Disclosure: I proof-read this book for Locked Room International in April 2016.
After many years reading, talking about, reviewing, and now blogging on the subject of detective fiction I am presented with a real difficulty here: I honestly don’t know quite what to write about Noel Vindry’s classic The Howling Beast for fear of giving anything away. It is a balancing act of a book that, while probably not completely successful by today’s standards, is hugely enjoyable and absolutely something that those who count themselves as puzzle fans or lay claim to an interest in the emergence and development of detective fiction really should read. And I’m not just being vague here because I don’t want to criticise it — I really enjoyed it, and there’s one key thing it does absolutely brilliantly, and I’m especially keen to preserve that for those of you who should experience this pure. So, with that out of the way, here goes.
Pierre Herry, wanted for murder, approaches holidaying examining magistrate M. Allou and demands that the older man listen to the story of his crimes because the events are beyond his comprehension and driving him insane. In a nice touch, Allou has deliberately remained ignorant of the papers while on holiday and so has no idea who Herry is or what he is talking about. And so, as the two men sit in a cafe, Herry pours out his tale and Allou listens…
And that, my friends, is as much as I’m going to tell you about the plot. I really think you should go into this knowing not an ounce more — don’t even read the synopsis on the book or any website you may order this from. It is a beautifully compact and serenely-composed puzzle that is all the better if you don’t know what the front of the box looks like: so many aspects are drawn into the central setup and mystery that the air of self-doubt and confusion is rather key in getting the most out of this. And it’s a great read; John Pugmire is an excellent translator, as evinced through his increasingly-superb work with Paul Halter’s back catalogue, and here captures an essence of sharpness and concision from Vindry that is noticeably removed from M. Halter’s works and gives a real sense of how distinctive he must have been as an author.

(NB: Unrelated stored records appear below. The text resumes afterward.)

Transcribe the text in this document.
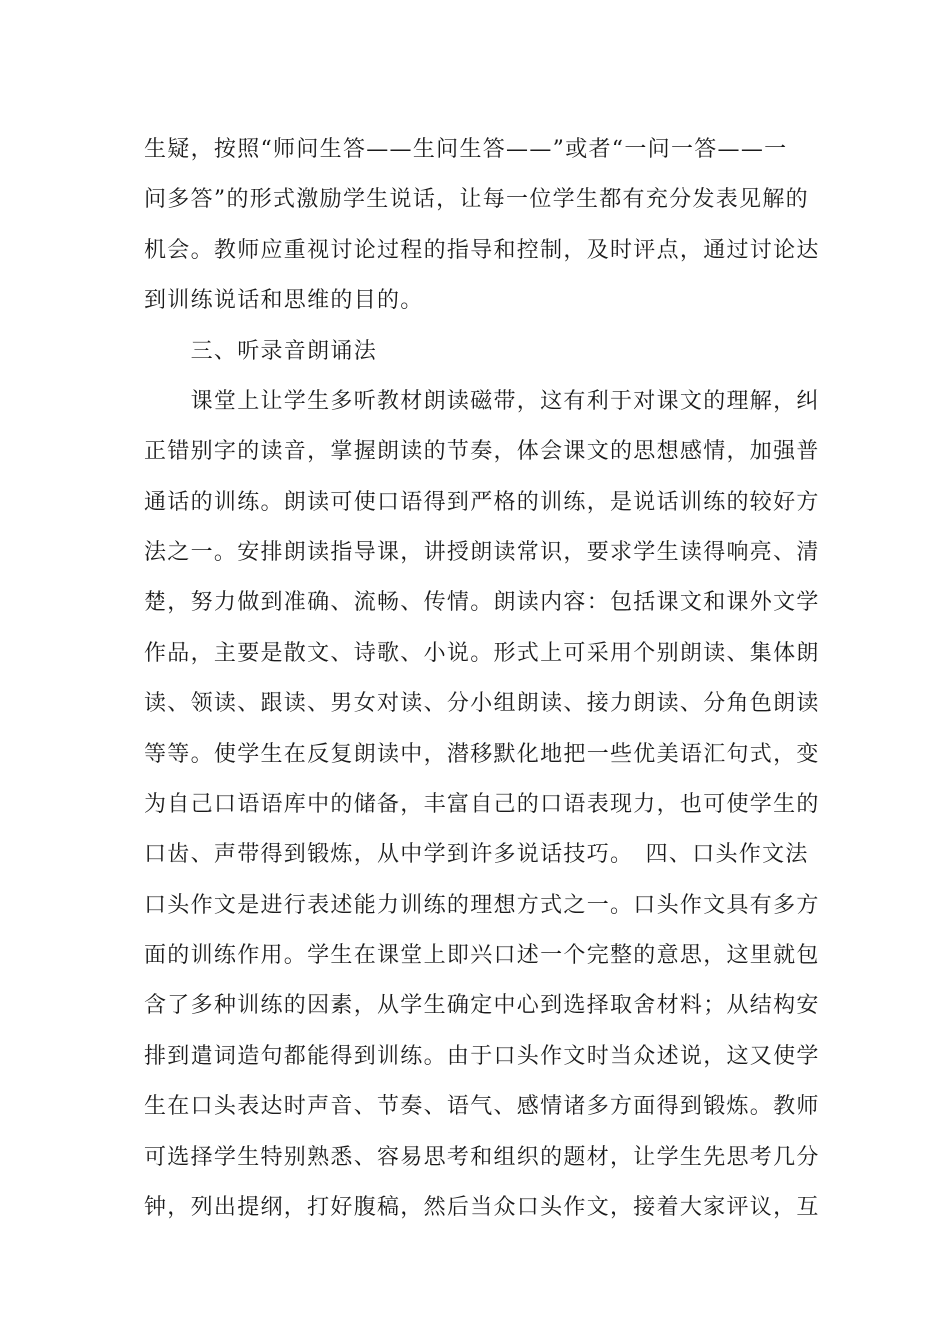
生疑，按照“师问生答——生问生答——”或者“一问一答——一
问多答”的形式激励学生说话，让每一位学生都有充分发表见解的
机会。教师应重视讨论过程的指导和控制，及时评点，通过讨论达
到训练说话和思维的目的。
　　三、听录音朗诵法
　　课堂上让学生多听教材朗读磁带，这有利于对课文的理解，纠
正错别字的读音，掌握朗读的节奏，体会课文的思想感情，加强普
通话的训练。朗读可使口语得到严格的训练，是说话训练的较好方
法之一。安排朗读指导课，讲授朗读常识，要求学生读得响亮、清
楚，努力做到准确、流畅、传情。朗读内容：包括课文和课外文学
作品，主要是散文、诗歌、小说。形式上可采用个别朗读、集体朗
读、领读、跟读、男女对读、分小组朗读、接力朗读、分角色朗读
等等。使学生在反复朗读中，潜移默化地把一些优美语汇句式，变
为自己口语语库中的储备，丰富自己的口语表现力，也可使学生的
口齿、声带得到锻炼，从中学到许多说话技巧。　四、口头作文法
口头作文是进行表述能力训练的理想方式之一。口头作文具有多方
面的训练作用。学生在课堂上即兴口述一个完整的意思，这里就包
含了多种训练的因素，从学生确定中心到选择取舍材料；从结构安
排到遣词造句都能得到训练。由于口头作文时当众述说，这又使学
生在口头表达时声音、节奏、语气、感情诸多方面得到锻炼。教师
可选择学生特别熟悉、容易思考和组织的题材，让学生先思考几分
钟，列出提纲，打好腹稿，然后当众口头作文，接着大家评议，互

Vindry, however, will not be to everyone’s taste. Clearly one of the practitioners of a grand Gallic tradition that Halter has picked up, puzzle and plot rule the day, and I could tell you everything of a personal nature about all of the characters in a few sentences (not each, that is; I mean about all of them). The cast is necessarily tiny and so the effects wrought on each of them by the actions of the plot are a touch on the melodramatic side at times — when you have to capture this response in only a small cohort, it is often necessary to overplay it, after all. I’ve not yet read Vindry’s first novel The House That Kills, translated by Pugmire last year, but understand that it has an unusual structure; The Howling Beast certainly joins it in this regard: the impossibility here is something you are made to wait for, though it comes about with an organic inevitability that is seamlessly worked from the characters and this very distinct position they find themselves in.
Flashes of atmosphere fill out the backdrop and setting, and give a tantalising (or, for some, perhaps frustrating) hint of how effective an author Vindry would be if he opted to put a little more emphasis on such things. Lovely moments sketch in the essentials and give you just enough leeway to add whatever else you need, like with the shepherd character Père Antoine:
He was of medium height and was wearing the traditional smock. His face was covered in white hairs, so much so one could hardly differentiate moustache, beard or eyebrows.
That’s all you get for a physical description, but the manner and the content of his speech allows you to paint in as much of the man as you need within the lines Vindry’s sketching provides. This is obviously a very deliberate choice on Vindry’s part, and a necessary metric when trying to determine how much someone would enjoy this book. Rest assured, there is some very good psychology in here — in flashes, obviously, no maundering for M. Vindry — and taken as a character study there is arguably both a lot and not very much depending on how you choose to approach it.
Last week’s review, Max Afford’s The Dead Are Blind, is probably quite a good comparison, actually: the slightly nightmarish overtones, the cleanliness of the construction — Vindry has this, as well as a stir of early Carr and the aforementioned origins of Halter. A sympathy with or enthusiasm for those authors will definitely help your enjoyment of this, though Vindry’s own iconoclastic streak secures this as so much more than simply another retread of familiar ideas made dull by too much exposure. And hopefully once you read it you’ll understand the difficulty I’ve had in discussing it while wishing to give nothing away!
I must now go back and read The House That Kills, and we must collectively hope that more innovation is on the way from John Pugmire and LRI — with these first Vindry translations, the introduction of shin honkaku with The Decagon House Murders and The Moai Island Puzzle, Derek Smith’s two masterpiece novels Whistle up the Devil and Come to Paddington Fair, and the continued exploits of Paul Halter’s impossibilities surely you don’t need any more convincing that the man is doing amazing work. Encore, encore!
I submit this review for the Golden Age Vintage Cover Scavenger Hunt at My Reader’s Block under the category Moon.